Question

Which is the correct answer for the circuit given below:

$\begin{aligned} & (A){{i}_{1}}={{i}_{2}}={{i}_{3}} \\\ & (B){{V}_{1}}={{V}_{2}}={{V}_{3}} \\\ & (C){{R}_{1}}={{R}_{2}}={{R}_{3}} \\\ & (D)\dfrac{{{V}_{1}}}{{{R}_{1}}}=\dfrac{{{V}_{2}}}{{{R}_{2}}}=\dfrac{{{V}_{3}}}{{{R}_{3}}} \\\ \end{aligned}$

Answer 1

In the given circuit diagram, the resistances are connected in parallel. And the given current is through each resistance in separate branches. Also, the potential differences are to be considered across the three resistances. We shall use these conditions to comment on the following options whether being true or false.

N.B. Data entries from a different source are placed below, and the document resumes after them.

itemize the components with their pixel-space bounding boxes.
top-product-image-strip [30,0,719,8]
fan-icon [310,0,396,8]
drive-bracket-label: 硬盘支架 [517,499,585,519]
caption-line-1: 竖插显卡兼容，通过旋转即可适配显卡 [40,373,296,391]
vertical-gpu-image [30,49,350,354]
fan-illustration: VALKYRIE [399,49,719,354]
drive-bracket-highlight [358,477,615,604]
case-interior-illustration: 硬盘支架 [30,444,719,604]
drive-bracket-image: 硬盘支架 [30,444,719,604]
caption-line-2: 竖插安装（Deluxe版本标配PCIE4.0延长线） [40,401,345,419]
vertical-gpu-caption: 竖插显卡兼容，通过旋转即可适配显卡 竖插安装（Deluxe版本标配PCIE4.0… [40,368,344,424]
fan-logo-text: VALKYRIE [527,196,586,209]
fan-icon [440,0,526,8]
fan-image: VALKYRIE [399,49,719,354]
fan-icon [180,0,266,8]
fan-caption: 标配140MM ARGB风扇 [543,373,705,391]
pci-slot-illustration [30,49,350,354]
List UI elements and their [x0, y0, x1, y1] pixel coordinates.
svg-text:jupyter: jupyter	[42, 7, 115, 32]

Complete step-by-step solution:
In the above circuital diagram, we can clearly see that all the resistances are connected in parallel with each other. This means that the potential difference across their terminal is equal. Hence, we can say that:
$\Rightarrow {{V}_{1}}={{V}_{2}}={{V}_{3}}$
Now, for the resistances, they are the property of a substance. And nothing has been mentioned about them in the question. So, we cannot say, if they are equal or unequal, small or high, anything. Any statement on them is ambiguous. Thus,
$\Rightarrow {{R}_{1}}={{R}_{2}}={{R}_{3}}$ is a false statement.
Now, the current in each branch is also related to the resistance as current in a branch is inversely proportional to the resistance in that branch. Hence, we cannot say anything about current too, that means:
$\Rightarrow {{i}_{1}}={{i}_{2}}={{i}_{3}}$ is also a false statement.
Now, these currents can be written as:
$\begin{aligned} & \Rightarrow {{i}_{1}}=\dfrac{{{V}_{1}}}{{{R}_{1}}} \\\ & \Rightarrow {{i}_{2}}=\dfrac{{{V}_{2}}}{{{R}_{2}}} \\\ & \Rightarrow {{i}_{3}}=\dfrac{{{V}_{3}}}{{{R}_{3}}} \\\ \end{aligned}$
Thus, the fourth option is the same as the first option. That is we cannot comment on it. Hence,
$\Rightarrow \dfrac{{{V}_{1}}}{{{R}_{1}}}=\dfrac{{{V}_{2}}}{{{R}_{2}}}=\dfrac{{{V}_{3}}}{{{R}_{3}}}$ is also a false statement.
Thus, from our above analysis of the given circuit diagram, only ${{V}_{1}}={{V}_{2}}={{V}_{3}}$ is the correct statement.
Hence, option (B) is the only correct option.

Note: If in our above circuit, any relation would have been given between the currents in the branches or the three resistances, we would have been able to conclude a statement on how they are related to each other in magnitude. But, since nothing has been mentioned, it is totally absurd and meaningless to comment on them.